Ok so I've gotta dive in here and make some distinctions!
The history... Data East bought out by Sega in 1995 and then Stern in circa '99 or 2000 ish. Yes, that awful Striker Diarrhoea.
Sega, in my mind, is when the jewel that is Data East got ruined. They didn't change the hardware (much), so what you're getting, capability wise, from the board set was the same, but they did cut back on costs and ruin everything that Data East had built the brand up to.
Let's face it, Dara East *was* the poor-mans Bally/Williams but, actually, they had their hay day the same as WMS did.
Early-to-mid-ninetees DE produced some awesome pins, and using hardware that was way ahead of WMS, really tbh exclusively in the sound dept.

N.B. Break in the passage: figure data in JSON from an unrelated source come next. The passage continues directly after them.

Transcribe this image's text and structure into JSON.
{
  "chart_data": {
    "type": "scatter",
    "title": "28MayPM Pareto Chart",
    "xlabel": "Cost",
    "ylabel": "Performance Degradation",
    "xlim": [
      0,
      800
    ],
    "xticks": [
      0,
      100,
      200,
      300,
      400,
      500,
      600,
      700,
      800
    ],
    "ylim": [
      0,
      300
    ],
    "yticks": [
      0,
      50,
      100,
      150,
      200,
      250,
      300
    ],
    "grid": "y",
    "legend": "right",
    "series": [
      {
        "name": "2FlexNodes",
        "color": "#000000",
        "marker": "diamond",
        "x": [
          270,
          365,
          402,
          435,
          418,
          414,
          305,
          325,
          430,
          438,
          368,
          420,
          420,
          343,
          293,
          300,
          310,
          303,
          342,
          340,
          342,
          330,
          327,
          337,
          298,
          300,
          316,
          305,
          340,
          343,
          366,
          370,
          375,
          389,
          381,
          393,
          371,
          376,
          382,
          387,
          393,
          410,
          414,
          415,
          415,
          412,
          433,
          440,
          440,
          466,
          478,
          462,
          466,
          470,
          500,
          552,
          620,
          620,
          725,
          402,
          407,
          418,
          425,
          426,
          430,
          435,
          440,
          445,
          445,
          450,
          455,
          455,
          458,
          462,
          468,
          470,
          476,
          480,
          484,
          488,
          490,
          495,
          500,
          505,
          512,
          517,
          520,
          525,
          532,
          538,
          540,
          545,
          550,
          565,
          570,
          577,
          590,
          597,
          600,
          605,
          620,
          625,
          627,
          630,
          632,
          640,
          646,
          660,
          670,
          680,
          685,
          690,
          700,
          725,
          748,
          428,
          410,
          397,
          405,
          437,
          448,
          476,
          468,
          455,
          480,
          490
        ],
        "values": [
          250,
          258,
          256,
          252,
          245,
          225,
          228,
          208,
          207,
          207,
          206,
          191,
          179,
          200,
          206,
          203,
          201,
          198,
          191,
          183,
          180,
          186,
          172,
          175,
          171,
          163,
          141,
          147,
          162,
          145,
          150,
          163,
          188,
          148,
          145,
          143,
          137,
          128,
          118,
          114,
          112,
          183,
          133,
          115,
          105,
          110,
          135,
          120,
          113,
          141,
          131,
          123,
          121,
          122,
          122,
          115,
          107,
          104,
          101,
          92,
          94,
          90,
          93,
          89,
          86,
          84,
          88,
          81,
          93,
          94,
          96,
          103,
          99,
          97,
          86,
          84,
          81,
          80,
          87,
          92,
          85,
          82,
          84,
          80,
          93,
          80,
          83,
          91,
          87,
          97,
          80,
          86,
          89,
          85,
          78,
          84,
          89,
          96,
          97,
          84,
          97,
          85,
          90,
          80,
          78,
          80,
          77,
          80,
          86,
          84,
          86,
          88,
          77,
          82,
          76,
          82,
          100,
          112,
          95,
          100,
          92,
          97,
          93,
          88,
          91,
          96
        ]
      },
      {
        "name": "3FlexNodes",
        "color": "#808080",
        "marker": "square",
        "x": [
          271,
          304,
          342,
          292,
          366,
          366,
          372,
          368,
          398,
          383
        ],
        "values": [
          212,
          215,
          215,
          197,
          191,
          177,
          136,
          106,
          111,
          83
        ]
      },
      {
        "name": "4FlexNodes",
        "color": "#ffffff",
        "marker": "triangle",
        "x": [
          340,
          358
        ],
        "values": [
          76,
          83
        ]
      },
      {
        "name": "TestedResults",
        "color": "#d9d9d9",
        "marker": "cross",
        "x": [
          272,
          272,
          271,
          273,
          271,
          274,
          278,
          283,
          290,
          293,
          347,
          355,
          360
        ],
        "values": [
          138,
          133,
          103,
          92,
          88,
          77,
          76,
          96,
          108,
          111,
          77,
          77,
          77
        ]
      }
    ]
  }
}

They had STEREO sound right back to late 80s which really kicked ass. My memory of '87 Robocop's multiball start will always keep me dropping coins into that pin, even if nowadays it's only ever at a show. "THE WRECKING CREW IS HERE!" ... followed by some seriously cool stereo phase effects.
You have to play it to know what I mean.
I would happily keep paying until I got there!
Data East have their place, and as time goes on people will realise, but if we're talking specifically "Sega" when, imho, they fked it all up, I'm not so fussed.
I own an ID4 which i basically treat as Data East (let's face it) and I'd put Twister and
A13 in the same bag. Great games.
Oh, LW3 and LAH too... just walk up to them and have an absolute blast. Keepers? Maybe not. Fun? Hellll yes.
The morel is: "Tread careful"... they had some great pins and also some howlers.
At the end of the day it's all down to personal taste, but I know which ones I'd take to my desert island... (yes dan, JP...)
Enjoy the discovery. It's the best part of becoming an addict!